È sempre più diffusa l’abitudine di utilizzare sul lavoro termini anglosassoni. A volte sono utili, ma certe esagerazioni portano al ridicolo.
A noi del frankenstein, si sa, piacciono le parole straniere.
Soprattutto se sono inglesi o, ancora meglio, americane. Soprattutto se finiscono in –ing o, ancora meglio, se per pronunciarle dobbiamo muovere la bocca come se l’avessimo riempita con un intero camion di chewing gum.
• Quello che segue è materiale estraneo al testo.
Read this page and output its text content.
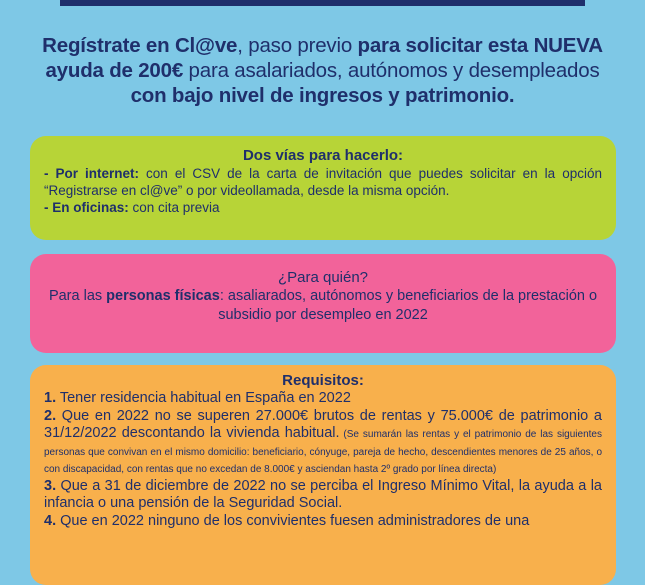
Regístrate en Cl@ve, paso previo para solicitar esta NUEVA ayuda de 200€ para asalariados, autónomos y desempleados con bajo nivel de ingresos y patrimonio.
Dos vías para hacerlo:
- Por internet: con el CSV de la carta de invitación que puedes solicitar en la opción “Registrarse en cl@ve” o por videollamada, desde la misma opción.
- En oficinas: con cita previa
¿Para quién?
Para las personas físicas: asaliarados, autónomos y beneficiarios de la prestación o subsidio por desempleo en 2022
Requisitos:
1. Tener residencia habitual en España en 2022
2. Que en 2022 no se superen 27.000€ brutos de rentas y 75.000€ de patrimonio a 31/12/2022 descontando la vivienda habitual. (Se sumarán las rentas y el patrimonio de las siguientes personas que convivan en el mismo domicilio: beneficiario, cónyuge, pareja de hecho, descendientes menores de 25 años, o con discapacidad, con rentas que no excedan de 8.000€ y asciendan hasta 2º grado por línea directa)
3. Que a 31 de diciembre de 2022 no se perciba el Ingreso Mínimo Vital, la ayuda a la infancia o una pensión de la Seguridad Social.
4. Que en 2022 ninguno de los convivientes fuesen administradores de una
Ci sentiamo molto fighi e molto addetti ai lavori quando parliamo di branding, di visual merchandising, di marketing mix, di franchise fee, di royalty, di “franchise meneger”, di “bisness developer”, e chi più ne ha più ne meeting… L’importante è che non ci chiedano di raccontare, in italiano e con chiarezza, che cosa facciamo.
L’altro giorno uno che mi è stato presentato come responsabile sviluppo franchising di un noto marchio, mi ha spiegato il ruolo con parole sue: «Deve sapere, Savelloni, che il nostro brand è molto franchise oriented pur operando nel fashion.
Siccome uso un mix con poco recruiting e molto scouting per generare leads, mi si potrebbe definire più un business developer che un franchise manager.
Io non faccio screening sul franchisee, ma mi baso sulla location per definire il target del nostro client che non può essere mai low profile.
Dopodiché attuo un recruiting process a 20 steps per realizzare il matching ideale per il nostro franchise concept».
Intanto che parlava, io facevo la traduzione in tempo reale: «Siamo disperatamente alla ricerca di affiliati. Io batto i marciapiedi delle vie della moda di tutta Italia e se vedo uno con un bel negozio gli sto addosso a tal punto che quello firma il contratto di franchising e ci stacca un assegno solo per togliermi dai piedi…».
MORALE: La competenza non si misura nel numero di parole straniere che un addetto ai lavori sa mettersi in bocca. Recruiting o recotting, quello che conta è la sostanza.